Parmi les partisans figurent : (état au 27 janvier)
- Economiesuisse (qui a débloqué au moins 10 millions de francs pour la campagne de votation)
- L’Union patronale suisse
- L’Association suisse des institutions de prévoyance Asip
- Les assureurs vie privés
- Gastrosuisse
- L’Union suisse des paysans
- Les partis bourgeois, en particulier le PLR, PDC, PEV et PBD
- Le Conseil fédéral et le Parlement (par 126 voix contre 62 et 6 abstentions au Conseil national ; et par 35 voix contre 1 et 6 abstentions au Conseil des Etats)
3.2 Selon les opposants :
- Les institutions de prévoyance doivent d’abord balayer devant leurs portes:
- Les caisses de pension font des bénéfices très élevés. Leurs gains exorbitants proviennent du mélange entre rentes de la partie obligatoire et rentes de la partie surobligatoire. Dans les comptes des institutions de prévoyances, ces deux domaines ne sont pas séparés. La partie surobligatoire est en fait plus chère que l’obligatoire. Elle se fait cependant cofinancée par la partie obligatoire. Les bénéfices réalisés par ce mélange des parties vont dans la poche des institutions et non des assurés.
→ Avant de discuter de nouvelles mesures, les deux domaines du 2e pilier doivent être séparés, leurs coûts différenciés et publiés.
- Les stratégies de placement des caisses de pension coûtent cher : l’argent est investi dans des placements risqués par une armée de conseillers bien payés, alors que dans ce genre d’affaires orientées sur le long terme, il faudrait privilégier des placements plus sûrs et à long terme. Souvent, les membres des conseils de fondation ne comprennent pas les produits proposés par les experts, comme par exemple les Hedge-Funds. Selon des estimations, cette stratégie coûte chaque année 1% des rentes.
- Les membres des conseils de fondation n’étant souvent pas des professionnels, ils n’ont pas les connaissances financières nécessaires. Donc ils délèguent une grande part des responsabilités à des conseillers extérieurs qui coûtent chers. Les rouages du 2e pilier sont devenus énormes depuis l’introduction de la LPP obligatoire.
- Les coûts d’administration du 2e pilier sont bien plus élevés que ceux de l’AVS. Les quelque 5 millions d’assurés du 2e pilier payent chacun 800 francs chaque année pour l’administration. Dans l’AVS, c’est 24 francs par personne.

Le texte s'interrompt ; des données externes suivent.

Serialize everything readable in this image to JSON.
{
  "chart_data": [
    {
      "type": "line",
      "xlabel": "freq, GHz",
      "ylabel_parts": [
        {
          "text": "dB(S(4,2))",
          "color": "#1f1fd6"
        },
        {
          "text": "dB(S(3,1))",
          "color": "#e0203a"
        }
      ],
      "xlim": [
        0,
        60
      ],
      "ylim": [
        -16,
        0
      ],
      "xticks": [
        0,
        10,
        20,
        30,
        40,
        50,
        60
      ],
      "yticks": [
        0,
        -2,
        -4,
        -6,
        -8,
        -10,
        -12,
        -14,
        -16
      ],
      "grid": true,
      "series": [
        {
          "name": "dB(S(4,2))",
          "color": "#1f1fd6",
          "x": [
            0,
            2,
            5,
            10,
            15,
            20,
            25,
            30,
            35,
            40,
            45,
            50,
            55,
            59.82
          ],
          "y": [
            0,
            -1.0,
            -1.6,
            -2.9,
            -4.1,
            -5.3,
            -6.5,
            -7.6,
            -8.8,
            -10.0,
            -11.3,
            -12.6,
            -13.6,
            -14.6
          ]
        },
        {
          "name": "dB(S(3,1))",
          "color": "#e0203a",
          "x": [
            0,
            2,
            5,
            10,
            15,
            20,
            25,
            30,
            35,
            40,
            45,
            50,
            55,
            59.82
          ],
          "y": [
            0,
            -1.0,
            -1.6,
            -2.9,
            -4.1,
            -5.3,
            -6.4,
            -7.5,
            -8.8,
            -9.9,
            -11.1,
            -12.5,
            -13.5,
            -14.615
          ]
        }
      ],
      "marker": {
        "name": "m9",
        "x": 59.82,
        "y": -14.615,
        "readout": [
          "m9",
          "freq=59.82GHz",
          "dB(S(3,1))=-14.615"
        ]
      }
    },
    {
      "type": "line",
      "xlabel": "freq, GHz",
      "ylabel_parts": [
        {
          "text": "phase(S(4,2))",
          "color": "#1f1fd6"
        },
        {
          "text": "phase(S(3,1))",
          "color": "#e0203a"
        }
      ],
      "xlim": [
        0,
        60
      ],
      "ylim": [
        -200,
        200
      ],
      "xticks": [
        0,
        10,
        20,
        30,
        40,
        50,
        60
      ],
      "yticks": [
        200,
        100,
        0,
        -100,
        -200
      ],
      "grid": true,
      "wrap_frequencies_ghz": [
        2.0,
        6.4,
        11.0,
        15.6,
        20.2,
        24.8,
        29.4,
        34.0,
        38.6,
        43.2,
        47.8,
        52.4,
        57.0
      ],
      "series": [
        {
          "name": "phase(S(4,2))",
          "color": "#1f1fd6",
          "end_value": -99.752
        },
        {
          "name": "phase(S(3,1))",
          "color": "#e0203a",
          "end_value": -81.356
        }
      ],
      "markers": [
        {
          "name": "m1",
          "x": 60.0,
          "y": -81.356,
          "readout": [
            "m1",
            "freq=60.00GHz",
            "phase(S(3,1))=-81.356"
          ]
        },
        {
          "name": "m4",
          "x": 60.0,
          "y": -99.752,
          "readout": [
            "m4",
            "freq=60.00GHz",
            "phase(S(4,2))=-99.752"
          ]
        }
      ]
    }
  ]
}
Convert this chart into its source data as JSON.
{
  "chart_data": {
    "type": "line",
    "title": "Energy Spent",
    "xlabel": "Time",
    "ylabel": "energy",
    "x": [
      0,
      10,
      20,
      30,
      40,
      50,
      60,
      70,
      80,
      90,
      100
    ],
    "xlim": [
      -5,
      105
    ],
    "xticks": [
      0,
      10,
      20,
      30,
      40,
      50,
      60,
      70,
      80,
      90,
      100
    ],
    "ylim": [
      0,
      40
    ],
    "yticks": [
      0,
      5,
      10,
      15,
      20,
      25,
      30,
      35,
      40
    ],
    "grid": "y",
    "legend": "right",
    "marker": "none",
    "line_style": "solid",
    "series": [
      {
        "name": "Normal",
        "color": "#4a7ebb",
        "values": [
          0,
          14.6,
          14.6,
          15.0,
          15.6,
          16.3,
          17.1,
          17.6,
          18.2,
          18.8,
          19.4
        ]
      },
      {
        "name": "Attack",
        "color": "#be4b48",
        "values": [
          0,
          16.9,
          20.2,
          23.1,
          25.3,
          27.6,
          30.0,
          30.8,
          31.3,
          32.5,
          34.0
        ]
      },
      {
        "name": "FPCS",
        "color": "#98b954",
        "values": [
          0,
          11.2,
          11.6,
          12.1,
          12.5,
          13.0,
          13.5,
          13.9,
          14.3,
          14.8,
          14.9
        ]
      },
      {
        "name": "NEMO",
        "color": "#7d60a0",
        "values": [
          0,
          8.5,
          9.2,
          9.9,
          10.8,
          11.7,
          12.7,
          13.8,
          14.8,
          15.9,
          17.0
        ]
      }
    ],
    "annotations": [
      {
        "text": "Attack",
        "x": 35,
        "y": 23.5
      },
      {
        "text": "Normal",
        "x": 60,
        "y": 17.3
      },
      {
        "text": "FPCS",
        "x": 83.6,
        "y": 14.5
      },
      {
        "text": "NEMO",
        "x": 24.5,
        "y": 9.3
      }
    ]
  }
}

- La 1re révision de la LPP répond déjà aux problèmes démographiques : le taux de conversion passera progressivement de 7,2% à 6,8% entre 2005 et 2014.
Parmi les opposants figurent (état au 18 janvier) :
- Les syndicats : l’USS et surtout UNIA qui a lancé le référendum
- Les organisations de défense des consommateurs et leurs magazines, dont Bon à savoir
- Les partis de gauche : PS, Verts et PCS
4. Recommandation du comité d’AGILE
AGILE recommande de voter non à l’abaissement du taux de conversion de la LPP, soumis au peuple le 7 mars.